Tapestry’s chief financial officer and chief operating officer, Scott Roe, said, “Tapestry’s steadfast commitment to deliver meaningful shareholder value is unchanged. Our strong and consistent cash flow underpins our foundational commitments to invest in our brands and business as well as fund our dividend program. Further, today’s additional $2 billion share repurchase authorization highlights the strength and flexibility of our balance sheet to unlock incremental value, while maintaining our firm commitment to a solid investment grade rating. We are confident in our compelling long-term organic growth agenda and the opportunity to deliver enhanced value to all stakeholders for years to come.”
Tapestry has authorised an additional $2 billion in share repurchases, bringing the total to $2.8 billion. This move underscores the company’s confidence in its financial health and growth prospects. Tapestry plans to implement this programme partially through an Accelerated Share Repurchase (ASR) initiative, funded by a mix of cash and debt, it said in a press release.
The company also reaffirmed its annual dividend rate of $1.40 per share for fiscal 2025 and its commitment to aligning future dividend growth with earnings.
In light of the terminated merger, Tapestry will redeem $6.1 billion in senior notes linked to the acquisition, adhering to a Special Mandatory Redemption clause.

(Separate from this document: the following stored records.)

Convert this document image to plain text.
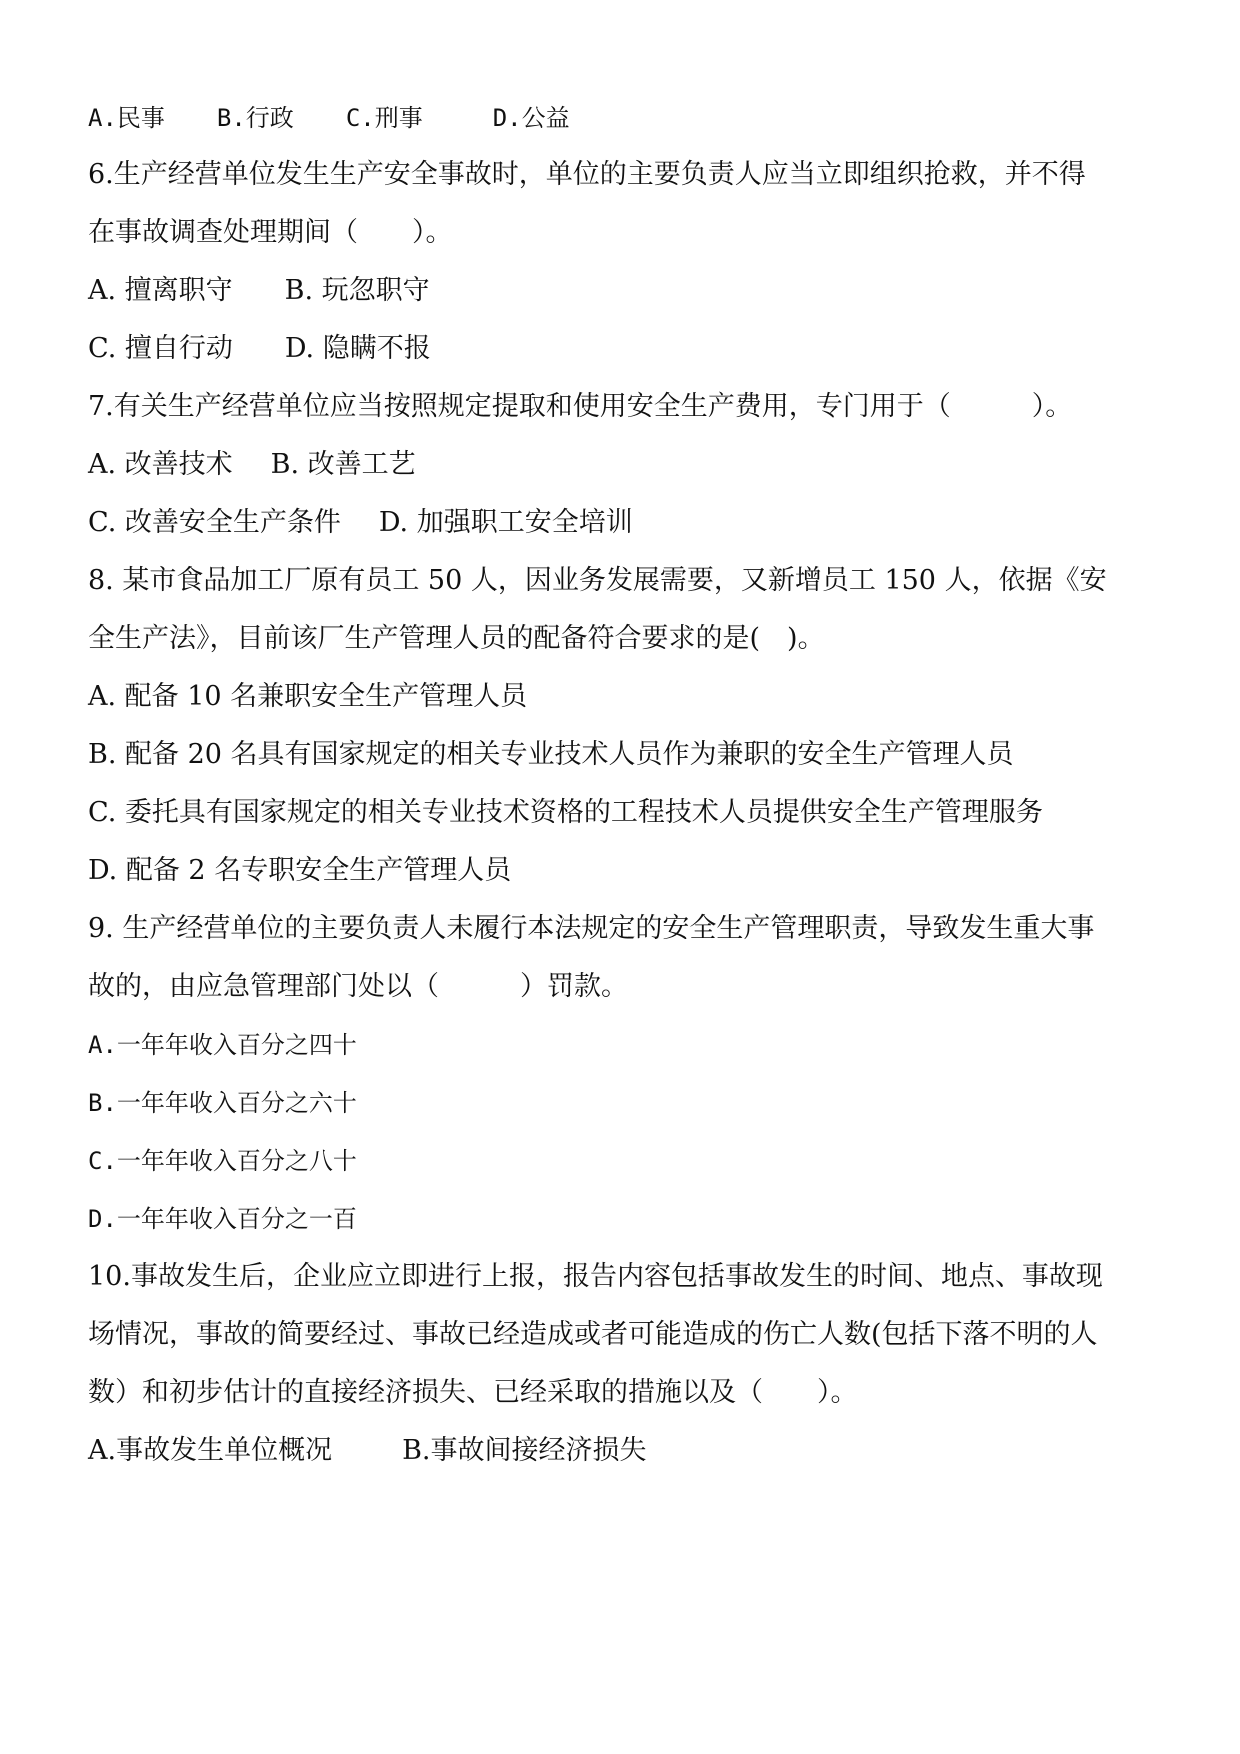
A.民事 B.行政 C.刑事	D.公益

6.生产经营单位发生生产安全事故时，单位的主要负责人应当立即组织抢救，并不得

在事故调查处理期间（　　）。

A. 擅离职守 B. 玩忽职守

C. 擅自行动 D. 隐瞒不报

7.有关生产经营单位应当按照规定提取和使用安全生产费用，专门用于（　　　）。

A. 改善技术 B. 改善工艺

C. 改善安全生产条件 D. 加强职工安全培训

8. 某市食品加工厂原有员工 50 人，因业务发展需要，又新增员工 150 人，依据《安

全生产法》，目前该厂生产管理人员的配备符合要求的是(　)。

A. 配备 10 名兼职安全生产管理人员

B. 配备 20 名具有国家规定的相关专业技术人员作为兼职的安全生产管理人员

C. 委托具有国家规定的相关专业技术资格的工程技术人员提供安全生产管理服务

D. 配备 2 名专职安全生产管理人员

9. 生产经营单位的主要负责人未履行本法规定的安全生产管理职责，导致发生重大事

故的，由应急管理部门处以（　　　）罚款。

A.一年年收入百分之四十

B.一年年收入百分之六十

C.一年年收入百分之八十

D.一年年收入百分之一百

10.事故发生后，企业应立即进行上报，报告内容包括事故发生的时间、地点、事故现

场情况，事故的简要经过、事故已经造成或者可能造成的伤亡人数(包括下落不明的人

数）和初步估计的直接经济损失、已经采取的措施以及（　　）。

A.事故发生单位概况	B.事故间接经济损失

Capri Holdings will also be reimbursed approximately $45 million for transaction-related expenses.
Looking ahead, Tapestry confirmed its focus on strengthening its core brands. The company does not anticipate near-term acquisitions and will prioritise ensuring the sustained growth of Coach and Kate Spade.
Tapestry maintained its long-term financial targets, including a gross debt-to-EBITDA ratio below 2.5x, and reiterated its commitment to preserving its investment-grade rating. The company’s Fiscal 2025 financial outlook remains unchanged, with updates expected in February 2025.